American entrepreneur Christopher J. Bak is set to bring Subway – a US restaurant franchise that primarily sells submarine sandwiches and salads – to Kenya in August. His firm, Liberty Eagle Holdings, runs two Subway stores in Tanzania and intends to develop up to 20 outlets in the region over the next five years. Bak told How we made it in Africa’s Dinfin Mulupi about his decision to move to Africa, his experience of doing business in Tanzania and why, even with the challenges, operating in East Africa still makes sense.[hidepost=9][/hidepost]
How did you end up doing business in Tanzania?
My background is in finance. I had been living in New York, working for an emerging market hedge fund and was covering Africa for them. I had been looking at deals all over the continent, but mostly in West Africa. In 2008, just before the recession, I decided to move to Africa. What we were doing at the fund was very high level: primarily fixed income, which is something you can do from New York for Africa. However, when you want to get into the more interesting opportunities it is just not possible to do it from New York. For me, East Africa was more compelling than West Africa from a quality of life perspective, so I moved to Tanzania to work with an advisory firm that largely focused on regional cross-border acquisitions. After moving to Dar es Salaam I started looking at the restaurant space.
Why the food business?
Lots of companies are focusing on Africa’s emerging middle class. Telecoms and financial services are obvious demand sectors for new consumers, but they require hundreds of millions of dollars of investment. The next level of consumer spending is retail, particularly in food. Consumers here want the same experience as consumers anywhere else in the world: the ability to buy a quality product at a fair price, while having an enjoyable customer experience. The customer experience element is the biggest gap in Tanzania, and this is something that Americans have excelled at globally. Subway, at the time, was the only international brand in Tanzania. Subway has been in the Tanzanian market for 13 years and there are currently six stores, two of which we own.

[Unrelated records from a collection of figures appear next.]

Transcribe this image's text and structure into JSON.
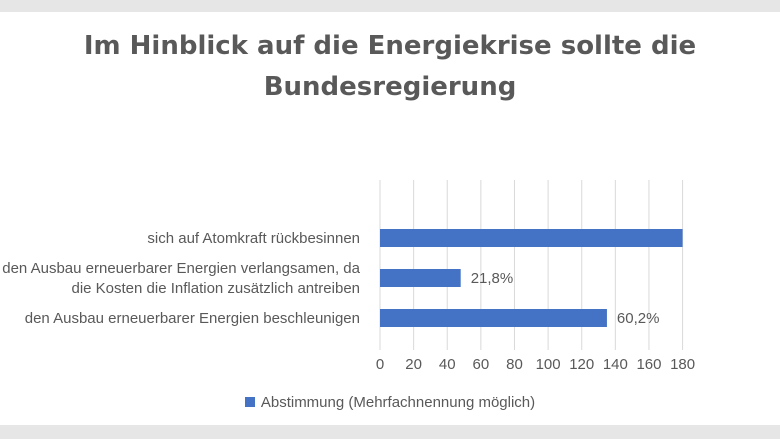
{
  "chart_data": {
    "type": "bar",
    "orientation": "horizontal",
    "title_lines": [
      "Im Hinblick auf die Energiekrise sollte die",
      "Bundesregierung"
    ],
    "categories": [
      [
        "sich auf Atomkraft rückbesinnen"
      ],
      [
        "den Ausbau erneuerbarer Energien verlangsamen, da",
        "die Kosten die Inflation zusätzlich antreiben"
      ],
      [
        "den Ausbau erneuerbarer Energien beschleunigen"
      ]
    ],
    "series": [
      {
        "name": "Abstimmung (Mehrfachnennung möglich)",
        "values": [
          180,
          48,
          135
        ],
        "data_labels": [
          "",
          "21,8%",
          "60,2%"
        ]
      }
    ],
    "xlim": [
      0,
      180
    ],
    "xticks": [
      0,
      20,
      40,
      60,
      80,
      100,
      120,
      140,
      160,
      180
    ],
    "grid": "vertical",
    "legend_position": "bottom",
    "bar_color": "#4472c4"
  }
}
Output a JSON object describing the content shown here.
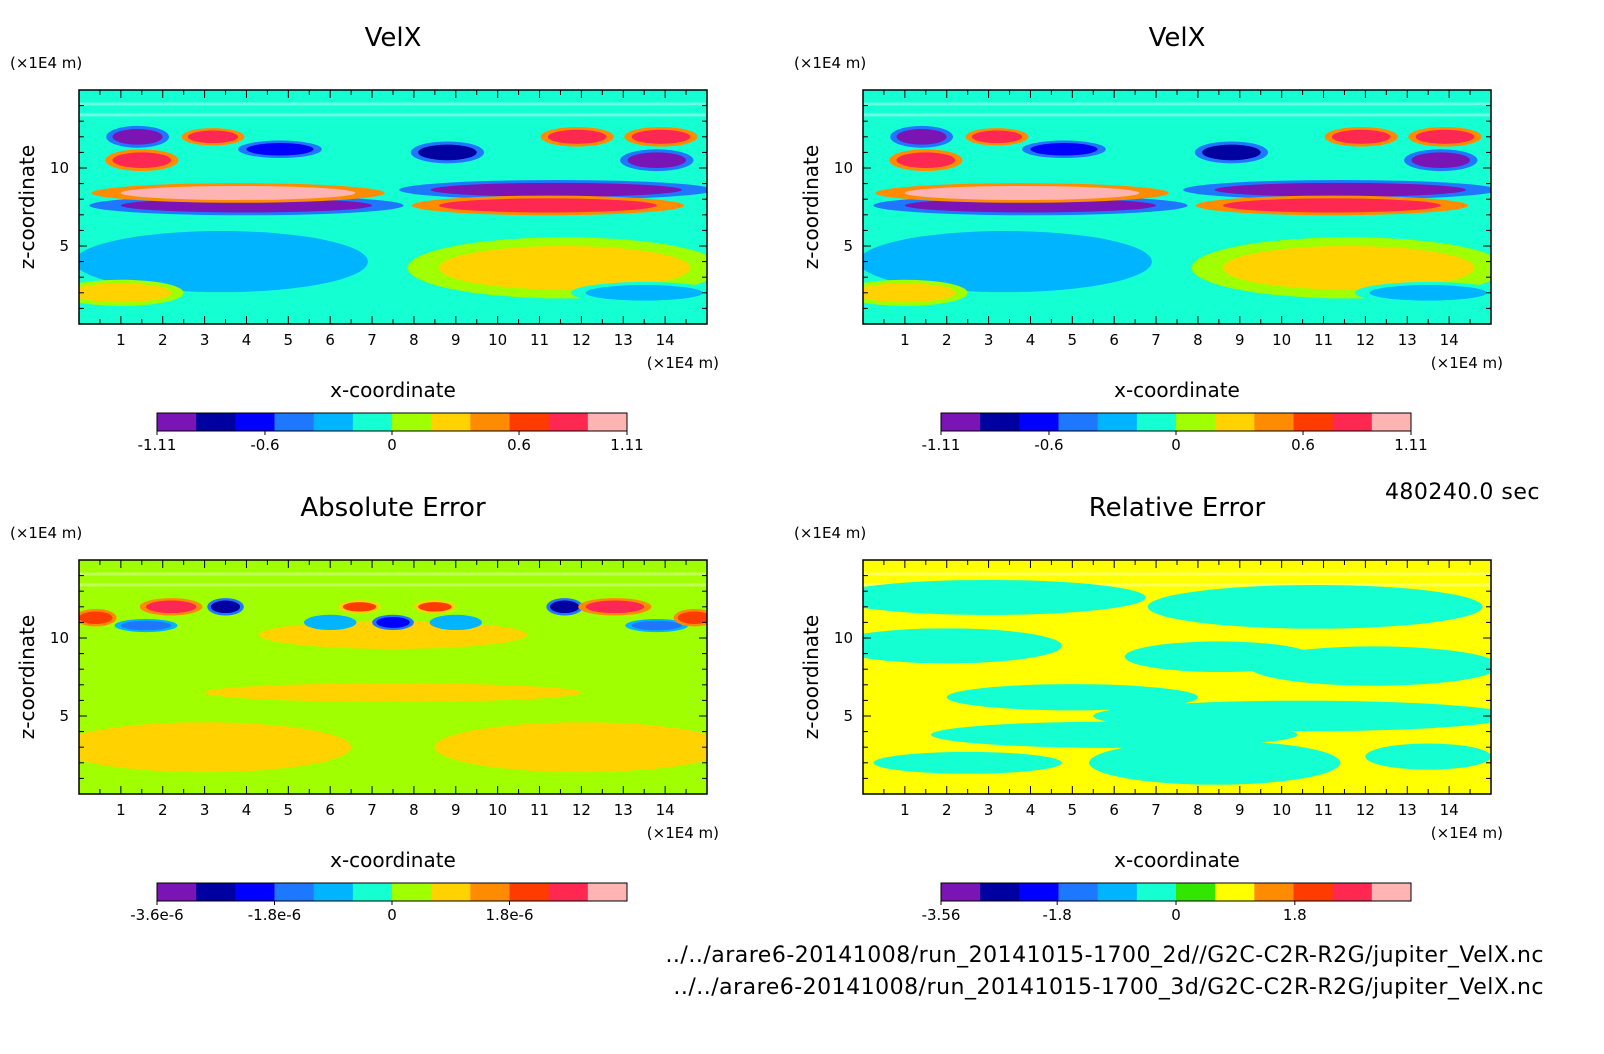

What experience have you had doing business in Tanzania?
When we used to briefly characterise Tanzania to US-based investors, we would say that the country had similar levels of development and institutions as a number of the post-conflict markets that we covered, without having the emotional scars of recent fighting. It is predominantly the socialist experience that slowed things down in Tanzania. The biggest challenge we face today is in finding quality counterparties like suppliers and landlords.
In the US it is easy; you go to one website and order everything – from cleaning supplies to chicken breasts – from one distributor, and it comes on one truck within a pre-determined delivery window. In Tanzania, we have more than 15 suppliers of tremendously different quality. There are lots of structural hurdles that Tanzania has to overcome. Power, for instance running the generator, is a huge expense for us. When I look at our staff today, they have great potential when provided with the right training, but the existing educational system has largely failed them. But the experience is certainly not all negative. Our newest store is already serving similar numbers of customers as a restaurant in the US, proving that Tanzanians are willing to spend if you can offer them a healthy, international-quality product, served by friendly staff in an inviting space.
You are expected to expand to Kenya this year. Tell us about that.
We plan to open our first store in August. We are actively looking at a number of other locations in Nairobi, and expect to focus our development on the capital for the time being. Expanding beyond Nairobi is very expensive from a supplier cost and quality perspective. Our goal is to open three stores in Nairobi this year and hopefully do three to four stores every year after. The purchasing power is a lot stronger in Kenya than it is in Tanzania and the supply chain is a lot better, but it is nowhere near where it needs to be. Subway is the largest purchaser of lettuce in the world, but it is not easy to source lettuce in Tanzania, especially in the rainy season. In Kenya, it’s easier because there are some greenhouses that supply UK supermarkets, but consistency and quality are still issues. We can open 20 stores in Kenya in the medium-term, once the supply chain allows us to offer our fresh subs and salads at the right price. Currently, our input costs are a lot higher in East Africa, particularly for meats, than they are in other markets.